Junior Rau

Personal information
- Born: 23 October 1995 (age 29) Chimbu Province, Papua New Guinea
- Height: 170 cm (5 ft 7 in)
- Weight: 73 kg (11 st 7 lb)

Playing information
- Position: Wing
Club
| Years | Team | Pld | T | G | FG | P |
| 2018– | PNG Hunters | 50 | 16 | 0 | 0 | 64 |
Representative
| Years | Team | Pld | T | G | FG | P |
| 2015 | PNG Prime Minister's XIII | 1 | 0 | 0 | 0 | 0 |
| 2018–19 | Papua New Guinea | 2 | 2 | 0 | 0 | 8 |
- Source: https://www.qrl.com.au/players/intrust-super-cup/papua-new-guinea-hunters/junior-rau/ As of 10 November 2023

= Junior Rau =

PNG international rugby league footballer

Junior Rau is a professional Papua New Guinean rugby league footballer who plays as a for the PNG Hunters in the Queensland Cup and made his international debut against the Fiji Bati during the 2018 Pacific Rugby League Test in Sydney in June 2018 scoring twice in the Kumuls 26-14 victory.

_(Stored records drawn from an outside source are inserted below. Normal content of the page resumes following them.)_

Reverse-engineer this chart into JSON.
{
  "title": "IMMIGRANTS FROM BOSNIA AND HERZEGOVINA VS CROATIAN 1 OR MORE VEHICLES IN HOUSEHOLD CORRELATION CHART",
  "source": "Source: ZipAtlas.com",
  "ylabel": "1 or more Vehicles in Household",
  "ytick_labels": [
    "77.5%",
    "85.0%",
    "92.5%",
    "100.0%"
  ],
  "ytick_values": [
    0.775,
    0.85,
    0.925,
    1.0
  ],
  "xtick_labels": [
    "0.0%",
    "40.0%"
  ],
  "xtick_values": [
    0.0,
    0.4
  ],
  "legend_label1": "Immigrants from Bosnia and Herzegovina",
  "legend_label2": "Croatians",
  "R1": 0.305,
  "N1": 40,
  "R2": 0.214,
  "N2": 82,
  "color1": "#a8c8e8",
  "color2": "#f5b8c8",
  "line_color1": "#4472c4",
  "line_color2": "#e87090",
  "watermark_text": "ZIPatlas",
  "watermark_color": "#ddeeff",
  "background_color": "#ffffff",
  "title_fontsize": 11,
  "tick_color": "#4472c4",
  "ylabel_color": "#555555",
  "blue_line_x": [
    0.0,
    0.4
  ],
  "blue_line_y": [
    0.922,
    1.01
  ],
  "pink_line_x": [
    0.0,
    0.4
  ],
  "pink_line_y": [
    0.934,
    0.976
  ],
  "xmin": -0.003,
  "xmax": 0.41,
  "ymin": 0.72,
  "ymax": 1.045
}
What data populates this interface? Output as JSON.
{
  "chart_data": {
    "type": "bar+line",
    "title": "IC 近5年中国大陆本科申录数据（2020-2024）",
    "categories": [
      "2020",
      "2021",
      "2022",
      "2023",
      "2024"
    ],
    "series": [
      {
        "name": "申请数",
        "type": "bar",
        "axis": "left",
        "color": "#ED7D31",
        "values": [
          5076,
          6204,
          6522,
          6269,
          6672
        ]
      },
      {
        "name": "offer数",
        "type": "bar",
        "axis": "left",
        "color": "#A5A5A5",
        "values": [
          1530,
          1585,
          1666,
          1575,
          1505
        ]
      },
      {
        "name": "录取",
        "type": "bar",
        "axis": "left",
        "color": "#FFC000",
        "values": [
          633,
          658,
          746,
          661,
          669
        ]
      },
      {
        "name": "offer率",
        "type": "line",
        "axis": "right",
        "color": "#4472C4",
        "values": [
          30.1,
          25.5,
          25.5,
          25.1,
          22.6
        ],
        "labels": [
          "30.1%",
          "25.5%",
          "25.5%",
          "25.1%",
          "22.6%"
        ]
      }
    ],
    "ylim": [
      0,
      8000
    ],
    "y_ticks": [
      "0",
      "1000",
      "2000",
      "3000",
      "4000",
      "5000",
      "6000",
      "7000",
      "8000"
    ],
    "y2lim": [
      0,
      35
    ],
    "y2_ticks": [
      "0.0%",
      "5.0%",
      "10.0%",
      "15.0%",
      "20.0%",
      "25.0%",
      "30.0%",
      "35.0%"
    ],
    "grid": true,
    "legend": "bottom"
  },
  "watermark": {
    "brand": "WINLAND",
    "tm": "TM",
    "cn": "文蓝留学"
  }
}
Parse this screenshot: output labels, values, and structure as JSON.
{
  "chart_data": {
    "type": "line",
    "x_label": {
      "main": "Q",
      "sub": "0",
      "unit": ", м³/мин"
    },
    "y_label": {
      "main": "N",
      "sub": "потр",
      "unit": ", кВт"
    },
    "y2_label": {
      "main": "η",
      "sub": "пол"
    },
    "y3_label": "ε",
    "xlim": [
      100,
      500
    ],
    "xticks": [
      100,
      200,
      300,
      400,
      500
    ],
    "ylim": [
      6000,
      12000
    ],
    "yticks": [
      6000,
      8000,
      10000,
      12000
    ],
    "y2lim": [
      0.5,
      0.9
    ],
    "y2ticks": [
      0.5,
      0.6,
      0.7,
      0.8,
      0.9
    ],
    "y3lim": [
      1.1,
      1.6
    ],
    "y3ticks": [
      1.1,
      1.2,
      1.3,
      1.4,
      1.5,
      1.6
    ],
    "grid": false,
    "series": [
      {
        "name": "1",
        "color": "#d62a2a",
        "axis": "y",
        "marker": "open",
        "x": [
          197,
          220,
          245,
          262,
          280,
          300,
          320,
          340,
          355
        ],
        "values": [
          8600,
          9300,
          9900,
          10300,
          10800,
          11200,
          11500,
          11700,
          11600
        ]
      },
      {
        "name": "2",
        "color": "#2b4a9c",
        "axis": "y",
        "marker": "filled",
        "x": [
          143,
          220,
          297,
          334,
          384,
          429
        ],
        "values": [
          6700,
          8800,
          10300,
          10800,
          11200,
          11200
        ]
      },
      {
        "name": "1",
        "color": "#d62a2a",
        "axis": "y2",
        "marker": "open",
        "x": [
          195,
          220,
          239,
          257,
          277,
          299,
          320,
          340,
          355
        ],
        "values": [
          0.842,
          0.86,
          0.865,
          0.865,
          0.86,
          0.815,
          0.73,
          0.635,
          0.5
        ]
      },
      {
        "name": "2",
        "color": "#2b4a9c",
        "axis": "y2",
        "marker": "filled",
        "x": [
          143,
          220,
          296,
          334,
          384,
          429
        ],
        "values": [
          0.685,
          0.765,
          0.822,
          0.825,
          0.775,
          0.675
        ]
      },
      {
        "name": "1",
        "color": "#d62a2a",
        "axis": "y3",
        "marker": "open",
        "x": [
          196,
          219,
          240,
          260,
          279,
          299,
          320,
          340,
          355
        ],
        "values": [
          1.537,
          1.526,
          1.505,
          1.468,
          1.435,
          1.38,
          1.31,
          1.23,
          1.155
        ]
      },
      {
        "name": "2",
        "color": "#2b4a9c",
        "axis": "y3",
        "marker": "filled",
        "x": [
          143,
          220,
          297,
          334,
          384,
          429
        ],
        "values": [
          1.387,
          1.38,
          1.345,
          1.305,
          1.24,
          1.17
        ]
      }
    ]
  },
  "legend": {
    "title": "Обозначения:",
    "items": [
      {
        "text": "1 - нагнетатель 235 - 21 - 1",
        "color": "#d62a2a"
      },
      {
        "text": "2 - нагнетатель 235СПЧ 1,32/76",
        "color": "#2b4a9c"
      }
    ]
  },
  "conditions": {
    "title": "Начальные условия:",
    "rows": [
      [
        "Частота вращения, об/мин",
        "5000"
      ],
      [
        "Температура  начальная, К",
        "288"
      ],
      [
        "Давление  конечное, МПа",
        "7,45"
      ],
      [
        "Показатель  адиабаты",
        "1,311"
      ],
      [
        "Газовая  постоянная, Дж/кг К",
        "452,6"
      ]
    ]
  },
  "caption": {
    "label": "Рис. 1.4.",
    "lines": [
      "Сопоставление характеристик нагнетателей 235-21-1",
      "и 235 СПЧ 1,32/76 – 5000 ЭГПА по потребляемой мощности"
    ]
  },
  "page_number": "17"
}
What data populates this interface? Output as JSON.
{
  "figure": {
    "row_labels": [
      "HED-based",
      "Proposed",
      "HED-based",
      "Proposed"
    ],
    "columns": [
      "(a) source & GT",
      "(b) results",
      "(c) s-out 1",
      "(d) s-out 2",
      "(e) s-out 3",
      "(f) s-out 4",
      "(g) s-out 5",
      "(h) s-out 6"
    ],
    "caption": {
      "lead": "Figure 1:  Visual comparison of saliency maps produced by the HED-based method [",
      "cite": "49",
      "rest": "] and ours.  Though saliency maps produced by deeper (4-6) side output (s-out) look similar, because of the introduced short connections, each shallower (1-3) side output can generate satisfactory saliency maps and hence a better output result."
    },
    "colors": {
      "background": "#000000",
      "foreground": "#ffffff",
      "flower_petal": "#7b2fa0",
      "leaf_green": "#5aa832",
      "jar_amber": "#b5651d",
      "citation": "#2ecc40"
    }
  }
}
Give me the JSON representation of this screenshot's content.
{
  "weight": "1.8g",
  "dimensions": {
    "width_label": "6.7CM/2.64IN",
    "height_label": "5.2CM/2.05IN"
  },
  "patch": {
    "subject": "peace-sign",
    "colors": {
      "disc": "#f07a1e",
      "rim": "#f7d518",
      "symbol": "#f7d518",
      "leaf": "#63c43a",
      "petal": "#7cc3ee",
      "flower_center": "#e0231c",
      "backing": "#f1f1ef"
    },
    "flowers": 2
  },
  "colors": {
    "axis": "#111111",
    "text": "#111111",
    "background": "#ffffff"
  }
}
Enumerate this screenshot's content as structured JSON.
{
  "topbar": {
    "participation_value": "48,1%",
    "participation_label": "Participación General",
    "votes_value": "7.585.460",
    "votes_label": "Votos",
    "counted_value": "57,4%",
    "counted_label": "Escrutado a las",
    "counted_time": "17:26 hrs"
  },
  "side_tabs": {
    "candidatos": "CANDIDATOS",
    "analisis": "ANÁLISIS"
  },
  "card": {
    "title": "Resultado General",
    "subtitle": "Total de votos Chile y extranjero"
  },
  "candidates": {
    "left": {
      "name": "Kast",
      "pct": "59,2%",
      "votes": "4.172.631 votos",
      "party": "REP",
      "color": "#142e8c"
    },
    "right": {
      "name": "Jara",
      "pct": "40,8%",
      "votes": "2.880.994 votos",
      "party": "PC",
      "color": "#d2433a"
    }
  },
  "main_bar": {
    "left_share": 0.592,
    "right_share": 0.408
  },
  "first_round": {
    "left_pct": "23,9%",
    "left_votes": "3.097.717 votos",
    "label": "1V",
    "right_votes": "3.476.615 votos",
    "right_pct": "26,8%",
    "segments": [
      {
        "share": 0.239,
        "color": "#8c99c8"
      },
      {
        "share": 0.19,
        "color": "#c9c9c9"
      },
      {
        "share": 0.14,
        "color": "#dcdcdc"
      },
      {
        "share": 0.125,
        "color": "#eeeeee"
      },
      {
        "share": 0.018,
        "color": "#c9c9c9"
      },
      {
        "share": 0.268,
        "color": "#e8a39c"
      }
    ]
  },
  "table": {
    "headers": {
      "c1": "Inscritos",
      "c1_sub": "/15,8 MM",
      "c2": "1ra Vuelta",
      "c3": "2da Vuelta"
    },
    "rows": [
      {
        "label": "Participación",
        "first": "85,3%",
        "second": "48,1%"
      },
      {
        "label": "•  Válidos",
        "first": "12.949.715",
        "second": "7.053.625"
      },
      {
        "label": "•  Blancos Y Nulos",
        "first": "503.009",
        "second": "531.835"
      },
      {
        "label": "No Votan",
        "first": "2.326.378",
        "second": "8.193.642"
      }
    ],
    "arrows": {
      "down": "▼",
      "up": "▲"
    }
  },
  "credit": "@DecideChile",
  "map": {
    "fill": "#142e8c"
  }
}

Rau had previously played for the Mt Hagen Eagles in the Papua New Guinea National Rugby League, captaining the side in 2016 to a semi-final loss to the Agmark Rabaul Gurias. As a result of a post-match fight between several players, officials, and a referee that led to thousands of dollars in damages to facilities at Sir John Guise Stadium, Rau was given a ten year suspension from the PNGNRL.